Extraordinary incident reports are normally filed when referees believe an incident has taken place that falls outside their jurisdiction on a match-day and into that of the FA.
The Mirror understands the scenes in Clattenburg’s dressing room area took place almost two hours before Chelsea revealed they were reporting the Gosforth official to the Premier League for allegedly using a racial slur towards two Blues players – Mikel and Juan Mata – on the field of play.
Yet while Clattenburg found himself at the centre of the unprecedented accusations, the latest shocking claims could lead to problems for the European champions.
They would come in addition to the hot water in which they find themselves following the behaviour of supporters who aimed coins and a seat at celebrating United players on Sunday.
It was at around 6.05pm, minutes after the final whistle of United’s win, that Clattenburg and his assistants – Simon Long and Michael McDonough – were confronted in the officials’ dressing room by a Chelsea delegation.
The party consisted of chief executive Ron Gourlay, manager Roberto Di Matteo, his assistant Eddie Newton and Mikel.
They had gone into the referee’s room demanding a reponse from Clattenburg after making the claim that the official had insulted two of their players.
Clattenburg, who had sent off Chelsea players Branislav Ivanovic and Fernando Torres and allowed a United winner scored by an offside player, refused.
Matters quickly became heated, with Mikel seen and heard screaming in the direction of Clattenburg.
Banging and shouting could be heard coming from the referee’s dressing room.
Seconds later, tunnel security staff rushed into the room to come between the two parties.
They were followed into what is an enclosed area by Chelsea captain John Terry, who watch the game from the stand while continuing his FA suspension for racially abusing QPR’s Anton Ferdinand.
Terry raced from the other end of the tunnel area – around 15 yards – to join the melee.
The door was then closed, and the shouting and screaming continued for several further minutes.
One source told the Mirror: “It was like a fight had started in a pub and all the bouncers were rushing in to deal with it.”
Once the fracas was calmed down, Terry emerged, followed by Gourlay and Newton, Mikel and the security staff.
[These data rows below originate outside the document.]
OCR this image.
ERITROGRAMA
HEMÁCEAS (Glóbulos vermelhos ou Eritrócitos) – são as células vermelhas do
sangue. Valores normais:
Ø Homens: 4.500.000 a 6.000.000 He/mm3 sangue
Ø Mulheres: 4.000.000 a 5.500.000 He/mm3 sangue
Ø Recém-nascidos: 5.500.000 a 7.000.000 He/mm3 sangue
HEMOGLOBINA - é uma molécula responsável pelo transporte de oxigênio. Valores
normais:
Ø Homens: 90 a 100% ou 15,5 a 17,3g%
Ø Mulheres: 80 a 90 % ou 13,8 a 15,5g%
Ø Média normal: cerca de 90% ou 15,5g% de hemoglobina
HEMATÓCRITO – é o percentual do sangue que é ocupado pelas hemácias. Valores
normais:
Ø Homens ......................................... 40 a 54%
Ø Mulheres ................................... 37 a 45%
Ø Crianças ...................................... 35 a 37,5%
The door was again closed, leaving Di Matteo alone with the officials.
Several minutes after that, the Italian came out “drenched in sweat”, before regaining his composure to go and speak to the media.
Di Matteo later confirmed at his press conference that he had been to see the referee.
But he did not reveal the incendiary events that had also taken place in Clattenburg’s room.
An hour after Di Matteo had concluded his media duties, Chelsea confirmed they were lodging a complaint with Premier League match delegate Nick Cusack, relating to “inappropriate language” used by Clattenburg towards two players.
Although the club refused to elaborate on the nature of what was said, they were understood to be claiming Clattenburg had used language that could be interpreted as racially offensive.
At least three Chelsea players are said to be ready to give statements to the FA’s disciplinary committee.
The FA, however, will speak to, and where appropriate take written statements from, ALL relevant parties connected with Sunday’s events – players, officials and stadium staff.
The Premier League received Clattenburg’s report on Monday morning.
It was in turn forwarded to the Football Association who announced within hours that they were launching an investigation.
Chelsea have instructed their players not to discuss the matter publicly as the process takes its course.
They could yet, however, find themselves in the dock as well.